Calgary-Mackay-Nose Hill Alberta Party MLA Karen McPherson introduced a private member’s bill Tuesday to support unemployed and underemployed Albertans.
It’s the first piece of legislation ever tabled by the Alberta Party.
McPherson said Tuesday she has heard from a lot of people in her riding who aren’t able to find a job. The bill was a response to that, and involved consultation with unemployed Albertans, economists, recruiters, First Nations and post-secondary institutions.
McPherson’s bill would establish an employment advisory council to recommend ways to reduce unemployment and underemployment, and get employers, educators and others working together to create training and job opportunities.
With the session due to wrap this week there’s a good chance her bill will die on the order paper, but McPherson said she’s optimistic the NDP government will take her ideas to heart.
New law on the books
Former common-law partners can more easily make child support claims for their adult children with disabilities thanks to legislation passed Tuesday.

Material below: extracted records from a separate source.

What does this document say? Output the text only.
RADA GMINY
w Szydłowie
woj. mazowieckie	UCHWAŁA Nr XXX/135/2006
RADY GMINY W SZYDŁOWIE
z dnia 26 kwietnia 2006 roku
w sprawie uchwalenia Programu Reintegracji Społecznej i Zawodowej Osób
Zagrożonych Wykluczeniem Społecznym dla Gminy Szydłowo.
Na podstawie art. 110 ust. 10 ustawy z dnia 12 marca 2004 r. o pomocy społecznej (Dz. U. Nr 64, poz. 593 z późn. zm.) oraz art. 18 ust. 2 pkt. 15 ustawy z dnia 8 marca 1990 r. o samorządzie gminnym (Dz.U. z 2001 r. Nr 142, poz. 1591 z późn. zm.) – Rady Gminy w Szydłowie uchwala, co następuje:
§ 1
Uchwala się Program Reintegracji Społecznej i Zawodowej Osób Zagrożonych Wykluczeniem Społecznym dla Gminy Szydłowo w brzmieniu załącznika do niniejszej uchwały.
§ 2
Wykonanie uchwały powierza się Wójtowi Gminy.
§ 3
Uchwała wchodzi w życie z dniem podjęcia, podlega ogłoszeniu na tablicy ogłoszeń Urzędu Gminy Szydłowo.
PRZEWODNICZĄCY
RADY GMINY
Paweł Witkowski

Previously the Family Law Act limited child support claims to adults between 18 and 22 years of age, or full-time students.
But new rules bring legislation in line with the federal Divorce Act, meaning family law claims can be made in support of adult children who need care because of illness, disability or other causes.
Justice Minister Kathleen Ganley thanked Christina Ryan and her daughter Emily Pitchers, 19, for advocating for the legislative change.
“Not very many people get to influence the law, and Emily has gotten a new law that will support families on the books,” Ganley said, presenting a signed copy of the bill to the family.
In November, Ryan said her family fell through the cracks while trying to firm up support for Pitchers, who has disabilities.
“We bring a legacy so that all the families who didn’t have a voice beforehand … will be properly looked after within the eyes of the law,” Ryan said Tuesday.
The bill also outlined new rules for unmarried couples in the process of splitting up, giving them clear-cut property division rules.